A vida humana é muito mais complexa do que a de outras espécies porque somos seres sociais com linguagem e pensamento abstrato. A maioria de
animais já são idosos ou já morreram quando um ser humano só está iniciando a
puberdade. Só atingimos a idade reprodutiva aos 14, aproximadamente e, para
além disso, a ciência entende a adolescência humana como uma fase a cada vez
mais longa, que irá se prolongar mais na medida que a nossa cultura fique mais
complexa e o caminho para a independência fique mais longo.

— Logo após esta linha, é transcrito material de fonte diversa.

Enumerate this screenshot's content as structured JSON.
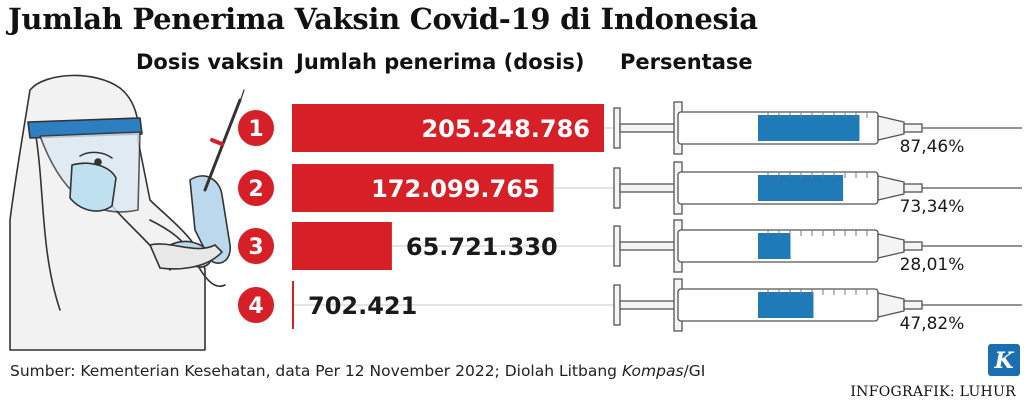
{
  "title": "Jumlah Penerima Vaksin Covid-19 di Indonesia",
  "columns": {
    "dose": "Dosis vaksin",
    "recipients": "Jumlah penerima (dosis)",
    "percentage": "Persentase"
  },
  "chart_data": {
    "type": "bar",
    "title": "Jumlah Penerima Vaksin Covid-19 di Indonesia",
    "xlabel": "Jumlah penerima (dosis)",
    "ylabel": "Dosis vaksin",
    "categories": [
      "1",
      "2",
      "3",
      "4"
    ],
    "values": [
      205248786,
      172099765,
      65721330,
      702421
    ],
    "value_labels": [
      "205.248.786",
      "172.099.765",
      "65.721.330",
      "702.421"
    ],
    "percentages": [
      87.46,
      73.34,
      28.01,
      47.82
    ],
    "percentage_labels": [
      "87,46%",
      "73,34%",
      "28,01%",
      "47,82%"
    ],
    "bar_color": "#d71f27",
    "fill_color": "#1f7ab8",
    "legend": "none",
    "grid": false
  },
  "source": {
    "prefix": "Sumber: Kementerian Kesehatan, data Per 12 November 2022; Diolah Litbang ",
    "italic": "Kompas",
    "suffix": "/GI"
  },
  "credit": "INFOGRAFIK: LUHUR",
  "logo": {
    "letter": "K",
    "color": "#1a6fb0"
  },
  "illustration_icon": "health-worker-with-syringe-icon"
}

A aprendizagem é um processo muito complexo, por sua vez,
que depende de muitos fatores, quanto do tipo de habilidade ou conceito a ser
aprendido. Ela depende da instrução, da prática, da modelagem, do jogo, do
erro, da correção, e da sofisticação ao longo do tempo. Para aprenderem a serem adultas, que podem responder às demandas do ambiente social e cultural humano, as mulheres também precisam de muito tempo. Poderiamos pensar, de vários pontos de vista, por que muitas mulheres que só aprenderam a cuidar, não estão suficientemente preparadas para serem adultas, e por que muitos homens que não aprederam a fazê-lo, não estão. A discussão é interessante.